Сын Зиновия Евграфовича — Александр Зиновьевич — на второй мировой войне стал кавалером двух орденов солдатской Славы, но после войны не зажился. В 1949 году, когда у него родился сын Семен, Александр Зиновьевич скончался от старых ран.

Сенька рос хилым парнишечкой, но в шестидесятые годы, на удивление всем, стал поправляться и вырос в справного молодца. А из армии вернулся уж совсем заматеревшим сильным парнем. И всем он удался — и работящ, и смел, и красив, да вот беда — пил. Покойница мать его, бывало, говорила:

— Не садись, сынок, на белую лошадь, страшный бег у нее, голову себе разобьешь…

Но Сенька только отмахивался.

— Ладно, мам… Че мы там с ребятами и выпили… — шутил. — Труд из обезьяны человека сделал, водка превратила его в животное на четырех ногах, а похмелье опять вернуло человеческий облик! Ха-ха-ха!

И шел Семен к дружкам опохмеляться.

И смирилась мать. Многие пили на селе, забыв себя. Многие. Минули те добрые времена, когда отцы и деды держали своих сыновей и внуков в жесткой узде, не позволяли баловать. Да и кому требовать, если за три войны на селе из старших остались одни старухи. А Сенька-то, считай, безотцовщина… Но чуяло материнское сердце не будет ничего доброго, раз молодые к винцу приохотились. Ох, не будет…

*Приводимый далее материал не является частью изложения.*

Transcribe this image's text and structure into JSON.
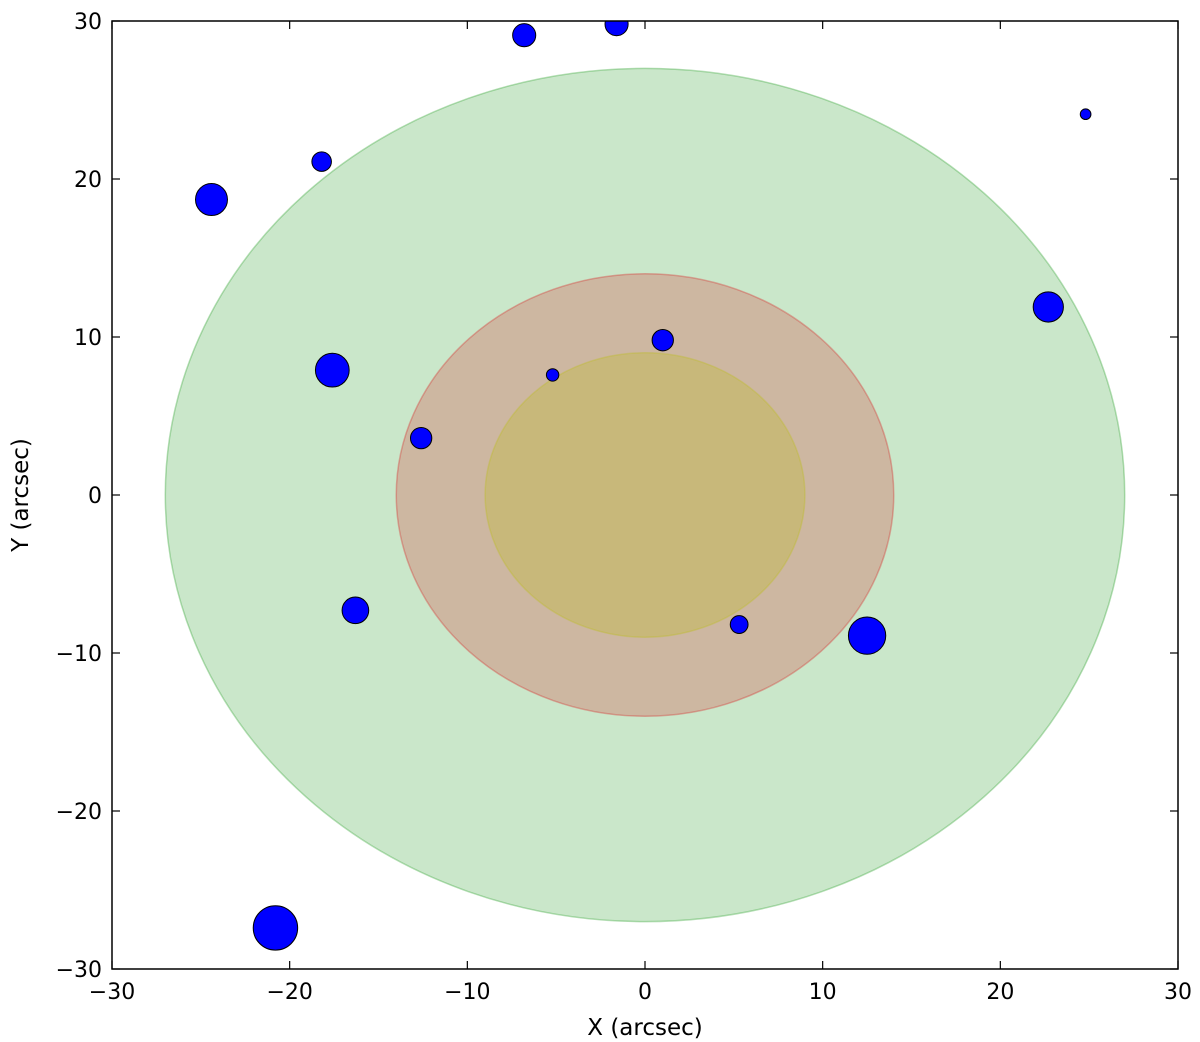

Запой продолжался почти месяц. Семен не мог остановиться, не хотел. Однажды ночью он неожиданно проснулся. Кто-то на него смотрел. Этот взгляд, пронзительный и жестокий, потряс его, заставил съежиться и вдавиться в стену. Взгляд был злобен и беспощаден. Семен нутром ощущал его и, казалось, даже слышал дыхание кого-то стоящего возле постели. Кочергин ждал удара, и предчувствие боли заполнило все его существо, заставило громко забиться сердце, по телу побежали мурашки, и Семену вдруг стало сладко и весело на душе: вот оно, сейчас будут бить… за Верку бить… Убьют или только покалечат? — мыслил он спокойно, не паниковал, потому что давно знал и ждал — придет возмездие за жену, неминуемо придет.

Но никто его не трогал. В комнате было тихо, но вот кто-то вздохнул и поперхнулся. Семен осторожно покосился. Рядом никого не было. Опять кто-то вздохнул, Семен машинально натянул одеяло до глаз, и тут… приготовились бить часы… Кочергин усмехнулся: старые часы всегда перед тем как бить словно бы горло прочищали… Стал считать: раз, два, три… Три часа ночи.

Он осторожно встал и, неизвестно от кого таясь, скользнул к двери. Дверь была заперта на крючок. Прокрался вдоль окон. Все шпингалеты были в гнездах, и в комнате стояла кисло пахнущая перегаром духота.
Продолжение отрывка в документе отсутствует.